Neuro-immunology case study

Studying the immune landscape of brain tumours.

The problem

Gliomas are malignant brain tumours for which treatment options are extremely limited, and survival rates are very low.

Immunotherapy approaches that have revolutionised the treatment of other cancer types in recent years – such as colorectal cancer, breast cancer and melanoma – have poor efficacy in brain tumours, for poorly understood reasons.

New and improved treatments for gliomas are urgently required.

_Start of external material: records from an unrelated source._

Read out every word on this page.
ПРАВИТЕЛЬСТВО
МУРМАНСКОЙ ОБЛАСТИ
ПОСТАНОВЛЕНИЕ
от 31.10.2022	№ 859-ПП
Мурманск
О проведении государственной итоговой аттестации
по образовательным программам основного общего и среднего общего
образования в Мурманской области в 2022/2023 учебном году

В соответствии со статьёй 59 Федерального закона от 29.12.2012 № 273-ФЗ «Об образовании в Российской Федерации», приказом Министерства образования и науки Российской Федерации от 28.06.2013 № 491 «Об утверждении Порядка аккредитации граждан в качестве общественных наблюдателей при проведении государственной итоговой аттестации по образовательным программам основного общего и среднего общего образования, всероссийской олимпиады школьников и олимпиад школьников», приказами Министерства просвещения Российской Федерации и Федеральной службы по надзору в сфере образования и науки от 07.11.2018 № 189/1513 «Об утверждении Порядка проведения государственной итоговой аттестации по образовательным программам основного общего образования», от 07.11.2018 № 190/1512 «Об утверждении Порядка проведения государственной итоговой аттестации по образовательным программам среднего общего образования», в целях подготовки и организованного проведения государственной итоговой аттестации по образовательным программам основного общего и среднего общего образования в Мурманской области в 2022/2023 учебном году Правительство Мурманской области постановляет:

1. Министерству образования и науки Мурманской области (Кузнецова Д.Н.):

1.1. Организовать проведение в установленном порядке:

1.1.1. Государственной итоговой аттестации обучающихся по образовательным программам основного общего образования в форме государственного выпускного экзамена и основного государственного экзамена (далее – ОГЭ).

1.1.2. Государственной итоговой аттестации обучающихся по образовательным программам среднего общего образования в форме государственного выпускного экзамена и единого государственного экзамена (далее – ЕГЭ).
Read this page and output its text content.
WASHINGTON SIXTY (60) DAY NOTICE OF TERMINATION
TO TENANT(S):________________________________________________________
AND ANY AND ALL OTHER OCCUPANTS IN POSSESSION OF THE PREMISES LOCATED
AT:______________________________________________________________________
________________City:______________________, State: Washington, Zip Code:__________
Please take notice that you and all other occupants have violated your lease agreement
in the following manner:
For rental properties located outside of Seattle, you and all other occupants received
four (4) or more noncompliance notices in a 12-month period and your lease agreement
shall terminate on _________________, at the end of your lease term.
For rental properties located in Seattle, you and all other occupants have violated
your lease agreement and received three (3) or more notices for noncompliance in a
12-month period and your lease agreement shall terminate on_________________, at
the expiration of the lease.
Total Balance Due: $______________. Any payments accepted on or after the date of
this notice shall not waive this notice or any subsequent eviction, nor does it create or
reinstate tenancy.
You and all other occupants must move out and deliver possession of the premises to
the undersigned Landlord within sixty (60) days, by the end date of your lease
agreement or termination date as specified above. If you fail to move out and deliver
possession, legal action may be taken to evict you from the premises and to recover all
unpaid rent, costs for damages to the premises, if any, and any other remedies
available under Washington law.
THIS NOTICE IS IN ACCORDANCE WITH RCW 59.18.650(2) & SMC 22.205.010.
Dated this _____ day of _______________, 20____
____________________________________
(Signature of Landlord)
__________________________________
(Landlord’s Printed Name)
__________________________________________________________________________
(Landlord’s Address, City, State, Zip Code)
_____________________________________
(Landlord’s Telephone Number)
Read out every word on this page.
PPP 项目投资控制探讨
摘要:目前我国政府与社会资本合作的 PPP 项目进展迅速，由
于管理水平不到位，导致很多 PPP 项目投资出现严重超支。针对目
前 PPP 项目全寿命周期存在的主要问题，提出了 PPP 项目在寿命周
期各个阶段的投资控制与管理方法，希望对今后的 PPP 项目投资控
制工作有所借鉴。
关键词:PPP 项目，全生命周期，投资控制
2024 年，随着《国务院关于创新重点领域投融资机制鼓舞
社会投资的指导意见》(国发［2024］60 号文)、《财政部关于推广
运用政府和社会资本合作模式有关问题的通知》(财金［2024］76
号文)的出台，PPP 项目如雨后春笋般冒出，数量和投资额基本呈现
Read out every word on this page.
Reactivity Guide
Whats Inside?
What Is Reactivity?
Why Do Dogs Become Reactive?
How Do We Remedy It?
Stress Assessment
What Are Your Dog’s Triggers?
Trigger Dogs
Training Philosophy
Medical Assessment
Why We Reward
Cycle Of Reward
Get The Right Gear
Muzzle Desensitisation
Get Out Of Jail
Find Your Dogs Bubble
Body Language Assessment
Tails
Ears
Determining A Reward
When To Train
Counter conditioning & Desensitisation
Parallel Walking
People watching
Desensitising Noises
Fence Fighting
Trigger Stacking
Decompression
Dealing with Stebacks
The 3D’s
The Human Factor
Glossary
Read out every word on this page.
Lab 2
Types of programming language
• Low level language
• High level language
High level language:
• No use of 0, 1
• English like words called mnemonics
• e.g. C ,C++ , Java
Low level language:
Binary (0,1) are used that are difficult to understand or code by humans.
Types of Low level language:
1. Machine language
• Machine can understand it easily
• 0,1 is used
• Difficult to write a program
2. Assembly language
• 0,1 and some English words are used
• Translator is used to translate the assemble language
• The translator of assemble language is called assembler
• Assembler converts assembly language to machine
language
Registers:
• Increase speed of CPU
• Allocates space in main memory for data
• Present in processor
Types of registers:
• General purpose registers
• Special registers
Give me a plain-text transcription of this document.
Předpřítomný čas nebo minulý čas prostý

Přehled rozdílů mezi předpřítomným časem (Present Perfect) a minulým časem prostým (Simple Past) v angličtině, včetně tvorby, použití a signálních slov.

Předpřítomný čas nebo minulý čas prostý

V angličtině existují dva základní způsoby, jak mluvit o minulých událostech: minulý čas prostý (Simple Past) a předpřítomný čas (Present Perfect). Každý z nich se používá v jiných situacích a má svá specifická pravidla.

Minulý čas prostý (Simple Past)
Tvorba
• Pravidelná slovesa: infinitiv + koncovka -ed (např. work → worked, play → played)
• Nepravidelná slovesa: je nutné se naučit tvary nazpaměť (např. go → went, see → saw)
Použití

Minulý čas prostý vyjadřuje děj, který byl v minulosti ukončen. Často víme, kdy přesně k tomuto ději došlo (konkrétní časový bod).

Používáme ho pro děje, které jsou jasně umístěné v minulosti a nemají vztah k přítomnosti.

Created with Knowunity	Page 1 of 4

Gaining greater understanding of the microenvironment of brain tumours will help us to find these new treatments.

Our work

Working closely with neurosurgeons and clinical pathologists in the Geoffrey Jefferson Brain Research Centre (GJBRC), we are using new technological approaches to analyse surgically-resected, clinically and molecularly characterised, human brain tumour samples.

Through our research, we aim to understand the composition and the organisation of the complex immune cell compartment within gliomas.

We want to identify how the interplay of specific immune cell populations with neoplastic cells and the brain tissue stromal cells affects glioma spread and progression, as well as cancer recurrence.

We also want to understand how these events undermine standard immune-based treatments.

Current questions under investigation by the combined neuro-immunology branch and the brain inflammation theme within the GJBRC include:

  • identifying how immune cell phenotypic and functional heterogeneity is established within the glioma microenvironment;
  • addressing the relative functions of specific immune cell subsets and populations in influencing the clinical trajectory of glioma;
  • defining the factors imprinting the immunosuppressive environment in glioma to repress the ability of immune cells to kill neoplastic cells;
  • mapping how the extracellular matrix is spatially remodelled within glioma to affect immune cell positioning and neoplastic cell spread throughout the brain;
  • assessing the changes in the architecture and cellular composition of primary and recurrent glioma.

We are able to access unique and highly-characterised human brain tumour samples, and have an integrated programme of work involving basic immunologists and clinicians.

This means we are exceptionally well-placed to make fundamentally important discoveries that will identify new potential therapeutic approaches for brain tumour treatment.